The multidisciplinary research team want to better understand what health services people use in their last year of life with a particular interest in EDs, but will also look at the use of hospitals and Silver Chain community care.

The researchers trying to determine who uses EDs, which ED visits are potentially preventable and if the use of community-based palliative care reduces demand for, and cost of, ED visits.

“Reasons for ED visits by people at end-of-life are poorly understood. We know that visits to the ED can cause distress and exhaustion for patients and their families, while being clinically challenging and time-consuming for staff,” Professor Rosenwax said.

“We regularly hear about access blocking and overcrowding in EDs in the media. Added to this, many medical, nursing and allied health staff are inadequately educated to manage people requiring end-of-life care.
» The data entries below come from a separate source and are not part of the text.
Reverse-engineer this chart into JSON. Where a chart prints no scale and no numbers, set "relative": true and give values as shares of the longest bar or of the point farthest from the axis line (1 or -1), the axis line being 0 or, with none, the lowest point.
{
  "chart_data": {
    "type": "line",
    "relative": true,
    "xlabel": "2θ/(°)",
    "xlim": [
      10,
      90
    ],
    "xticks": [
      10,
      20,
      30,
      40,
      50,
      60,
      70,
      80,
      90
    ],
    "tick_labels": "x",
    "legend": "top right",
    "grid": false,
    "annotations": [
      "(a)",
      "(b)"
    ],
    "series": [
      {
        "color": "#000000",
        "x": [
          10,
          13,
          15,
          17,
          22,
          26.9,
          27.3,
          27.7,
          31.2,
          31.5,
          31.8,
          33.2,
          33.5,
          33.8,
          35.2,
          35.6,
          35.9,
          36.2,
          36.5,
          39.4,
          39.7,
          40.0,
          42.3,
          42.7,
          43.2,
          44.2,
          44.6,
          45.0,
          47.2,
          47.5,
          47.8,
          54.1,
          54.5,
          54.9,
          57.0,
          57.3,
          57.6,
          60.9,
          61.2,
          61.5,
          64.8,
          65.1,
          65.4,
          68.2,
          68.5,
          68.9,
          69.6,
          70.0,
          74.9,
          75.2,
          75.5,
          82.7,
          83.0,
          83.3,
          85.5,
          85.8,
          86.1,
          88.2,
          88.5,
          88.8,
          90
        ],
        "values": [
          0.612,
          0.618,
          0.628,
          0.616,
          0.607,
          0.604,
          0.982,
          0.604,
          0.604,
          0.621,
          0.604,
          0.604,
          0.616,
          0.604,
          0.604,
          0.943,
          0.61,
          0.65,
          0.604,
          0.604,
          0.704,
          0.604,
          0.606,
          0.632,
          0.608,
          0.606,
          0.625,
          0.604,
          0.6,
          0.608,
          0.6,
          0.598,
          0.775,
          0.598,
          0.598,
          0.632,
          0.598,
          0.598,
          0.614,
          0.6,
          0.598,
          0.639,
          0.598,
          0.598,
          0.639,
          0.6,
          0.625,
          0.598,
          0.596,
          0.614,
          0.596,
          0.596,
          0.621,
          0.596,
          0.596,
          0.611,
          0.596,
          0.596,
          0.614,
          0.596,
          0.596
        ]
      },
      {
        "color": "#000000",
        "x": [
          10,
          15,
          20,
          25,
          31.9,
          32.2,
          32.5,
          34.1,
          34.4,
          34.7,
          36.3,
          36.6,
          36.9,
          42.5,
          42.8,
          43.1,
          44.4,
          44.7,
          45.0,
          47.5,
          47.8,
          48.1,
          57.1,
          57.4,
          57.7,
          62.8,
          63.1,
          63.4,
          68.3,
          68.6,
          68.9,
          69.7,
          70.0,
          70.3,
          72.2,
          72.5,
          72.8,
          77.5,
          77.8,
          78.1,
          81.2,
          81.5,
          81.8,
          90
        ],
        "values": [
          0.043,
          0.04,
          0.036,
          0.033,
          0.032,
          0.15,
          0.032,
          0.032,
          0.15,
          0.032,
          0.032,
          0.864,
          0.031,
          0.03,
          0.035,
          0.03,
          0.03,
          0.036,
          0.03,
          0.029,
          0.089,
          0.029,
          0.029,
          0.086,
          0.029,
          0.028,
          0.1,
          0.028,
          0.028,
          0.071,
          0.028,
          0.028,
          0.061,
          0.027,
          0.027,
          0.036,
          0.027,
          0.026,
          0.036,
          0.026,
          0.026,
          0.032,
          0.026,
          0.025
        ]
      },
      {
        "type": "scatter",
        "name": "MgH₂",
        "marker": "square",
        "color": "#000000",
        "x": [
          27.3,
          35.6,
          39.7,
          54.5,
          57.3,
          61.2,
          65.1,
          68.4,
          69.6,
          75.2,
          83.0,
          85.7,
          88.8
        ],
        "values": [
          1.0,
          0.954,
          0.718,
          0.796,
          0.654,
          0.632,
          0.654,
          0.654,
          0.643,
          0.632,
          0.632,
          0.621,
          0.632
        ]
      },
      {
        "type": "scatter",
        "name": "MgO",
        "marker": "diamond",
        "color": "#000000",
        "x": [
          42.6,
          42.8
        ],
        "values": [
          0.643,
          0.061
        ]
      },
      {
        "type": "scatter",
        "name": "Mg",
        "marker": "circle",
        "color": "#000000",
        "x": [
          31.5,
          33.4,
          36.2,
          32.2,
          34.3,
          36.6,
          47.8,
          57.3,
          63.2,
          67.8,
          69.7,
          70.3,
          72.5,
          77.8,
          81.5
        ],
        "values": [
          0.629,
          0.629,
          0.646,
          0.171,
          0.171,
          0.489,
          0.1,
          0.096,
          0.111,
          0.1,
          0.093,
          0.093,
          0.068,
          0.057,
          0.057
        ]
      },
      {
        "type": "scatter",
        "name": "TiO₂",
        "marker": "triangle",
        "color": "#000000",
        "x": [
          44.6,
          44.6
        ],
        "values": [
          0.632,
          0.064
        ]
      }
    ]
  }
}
“With more than seven million ED visits in Australian public hospitals in 2009/10, many of them by older and dying people, it would certainly ease the strain on EDs if people at the end-of-life were provided with a more suitable place of care.”

The study will help policymakers and health professionals determine better resourcing and processes around delivering the best possible care to palliative care patients.

“Our results are aimed at making a difference to the lives of dying people, their families and their friends by ensuring that independent, current and rigorous research informs resource allocation,” Professor Rosenwax said.